From Where Things Are to What They Are For: Benchmarking Spatial–Functional Intelligence in Multimodal LLMs
Abstract
Human level agentic intelligence transcends low-level geometric perception, evolving from knowing where things are to understanding what they are for. While existing benchmarks effectively evaluate this foundational geometric perception capabilites of multimodal LLMs, they fall short of probing the higher-order cognitive abilities essential for grounded intelligence. To bridge this gap, we introduce the Spatial-Functional Intelligence Benchmark (SFI-Bench), a video-based benchmark with over 1500 expert-annotated questions derived from diverse, egocentric indoor video scans.
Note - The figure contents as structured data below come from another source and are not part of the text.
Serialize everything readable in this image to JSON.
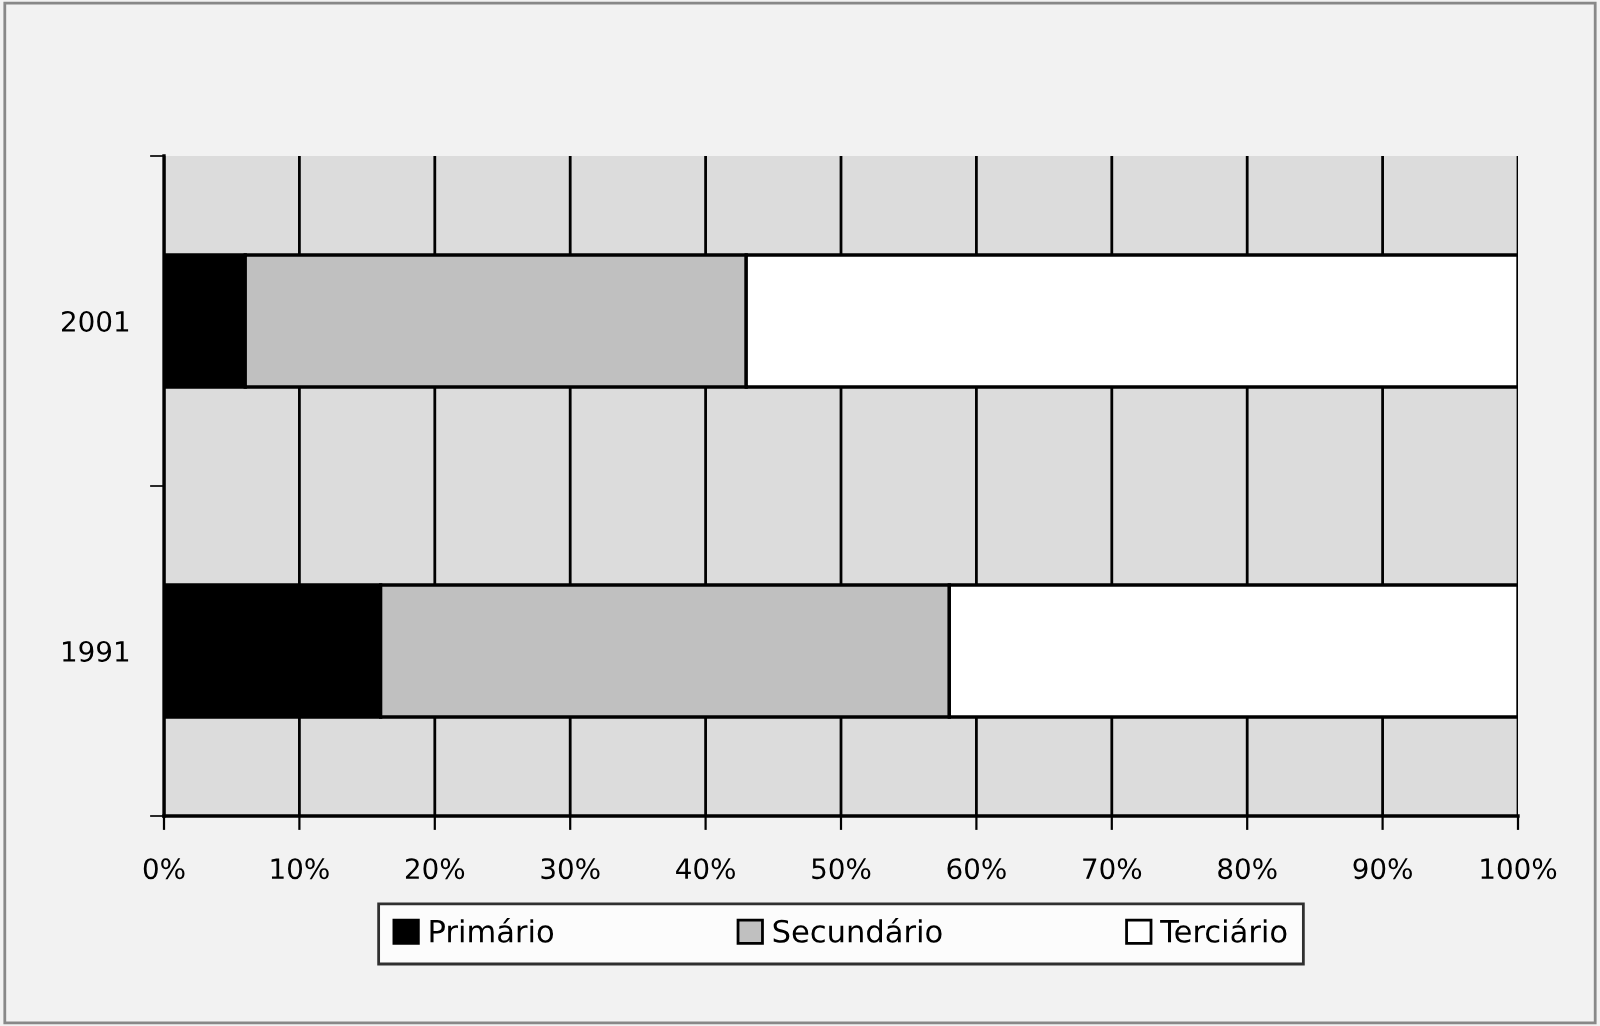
{
  "chart_data": {
    "type": "bar",
    "orientation": "horizontal",
    "stacked": true,
    "categories": [
      "2001",
      "1991"
    ],
    "series": [
      {
        "name": "Primário",
        "color": "#000000",
        "values": [
          6,
          16
        ]
      },
      {
        "name": "Secundário",
        "color": "#c0c0c0",
        "values": [
          37,
          42
        ]
      },
      {
        "name": "Terciário",
        "color": "#ffffff",
        "values": [
          57,
          42
        ]
      }
    ],
    "xlim": [
      0,
      100
    ],
    "xticks": [
      {
        "value": 0,
        "label": "0%"
      },
      {
        "value": 10,
        "label": "10%"
      },
      {
        "value": 20,
        "label": "20%"
      },
      {
        "value": 30,
        "label": "30%"
      },
      {
        "value": 40,
        "label": "40%"
      },
      {
        "value": 50,
        "label": "50%"
      },
      {
        "value": 60,
        "label": "60%"
      },
      {
        "value": 70,
        "label": "70%"
      },
      {
        "value": 80,
        "label": "80%"
      },
      {
        "value": 90,
        "label": "90%"
      },
      {
        "value": 100,
        "label": "100%"
      }
    ],
    "grid": "x",
    "legend": "bottom"
  }
}
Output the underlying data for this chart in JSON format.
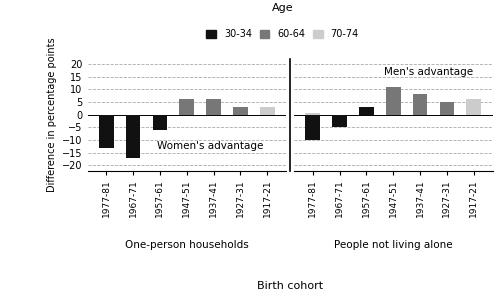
{
  "title": "Age",
  "xlabel": "Birth cohort",
  "ylabel": "Difference in percentage points",
  "ylim": [
    -22,
    22
  ],
  "yticks": [
    -20,
    -15,
    -10,
    -5,
    0,
    5,
    10,
    15,
    20
  ],
  "cohorts": [
    "1977-81",
    "1967-71",
    "1957-61",
    "1947-51",
    "1937-41",
    "1927-31",
    "1917-21"
  ],
  "legend_labels": [
    "30-34",
    "60-64",
    "70-74"
  ],
  "legend_colors": [
    "#111111",
    "#777777",
    "#cccccc"
  ],
  "left_label": "One-person households",
  "right_label": "People not living alone",
  "annotation_left": "Women's advantage",
  "annotation_right": "Men's advantage",
  "left_data": {
    "30-34": [
      -13,
      -17,
      -6,
      null,
      null,
      null,
      null
    ],
    "60-64": [
      null,
      null,
      null,
      6,
      6,
      3,
      null
    ],
    "70-74": [
      null,
      null,
      null,
      null,
      null,
      null,
      3
    ]
  },
  "right_data": {
    "30-34": [
      -10,
      -5,
      3,
      null,
      null,
      null,
      null
    ],
    "60-64": [
      null,
      null,
      null,
      11,
      8,
      5,
      null
    ],
    "70-74": [
      0.5,
      null,
      null,
      null,
      null,
      null,
      6
    ]
  },
  "bar_width": 0.55,
  "grid_color": "#aaaaaa",
  "background_color": "#ffffff"
}
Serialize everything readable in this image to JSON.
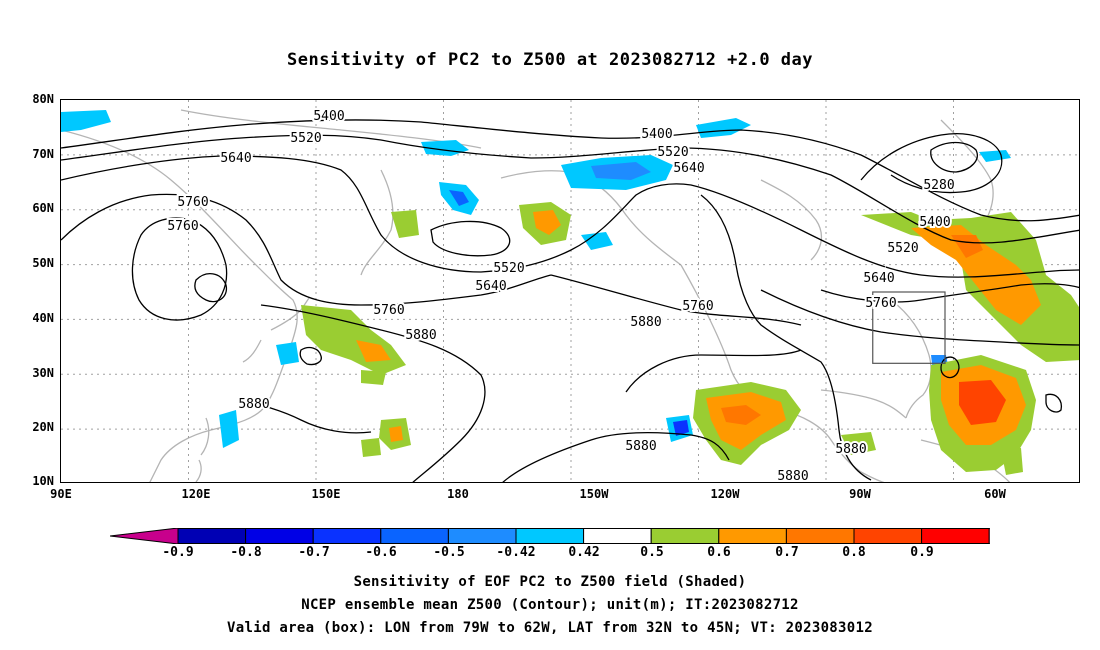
{
  "title": "Sensitivity of PC2 to Z500 at 2023082712 +2.0 day",
  "lat_labels": [
    "80N",
    "70N",
    "60N",
    "50N",
    "40N",
    "30N",
    "20N",
    "10N"
  ],
  "lon_labels": [
    "90E",
    "120E",
    "150E",
    "180",
    "150W",
    "120W",
    "90W",
    "60W"
  ],
  "contour_labels": [
    "5400",
    "5520",
    "5640",
    "5760",
    "5760",
    "5520",
    "5640",
    "5760",
    "5880",
    "5880",
    "5400",
    "5520",
    "5640",
    "5280",
    "5400",
    "5520",
    "5640",
    "5760",
    "5760",
    "5880",
    "5880",
    "5880",
    "5880"
  ],
  "colorbar": {
    "labels": [
      "-0.9",
      "-0.8",
      "-0.7",
      "-0.6",
      "-0.5",
      "-0.42",
      "0.42",
      "0.5",
      "0.6",
      "0.7",
      "0.8",
      "0.9"
    ],
    "colors": [
      "#0000b4",
      "#0000e6",
      "#0a32ff",
      "#0a64ff",
      "#1e8cff",
      "#00c8ff",
      "#ffffff",
      "#9acd32",
      "#ff9900",
      "#ff7700",
      "#ff4400",
      "#ff0000"
    ],
    "under_color": "#c8008c",
    "over_color": "#ff96c8"
  },
  "captions": [
    "Sensitivity of EOF PC2 to Z500 field (Shaded)",
    "NCEP ensemble mean Z500 (Contour); unit(m); IT:2023082712",
    "Valid area (box): LON from 79W to 62W, LAT from 32N to 45N; VT: 2023083012"
  ],
  "valid_box": {
    "lon_min": -79,
    "lon_max": -62,
    "lat_min": 32,
    "lat_max": 45
  }
}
SFI-Bench is designed to systematically evaluate two complementary dimensions of advanced reasoning: 1) Structured Spatial Reasoning, understanding complex layouts and forming coherent spatial representations, and 2) Functional Reasoning, inferring object affordances and context-dependent utility. Its tasks, including conditional counting, multi-hop relational reasoning, functional pairing, and knowledge-grounded troubleshooting, directly challenge a model's ability to integrate perception, memory, and inference. Our experiments reveal that current MLLMs consistently struggle to integrate spatial memory with functional and external knowledge, highlighting a critical bottleneck. SFI-Bench thus provides an essential tool for measuring and driving progress towards more cognitively capable and truly grounded multimodal agents.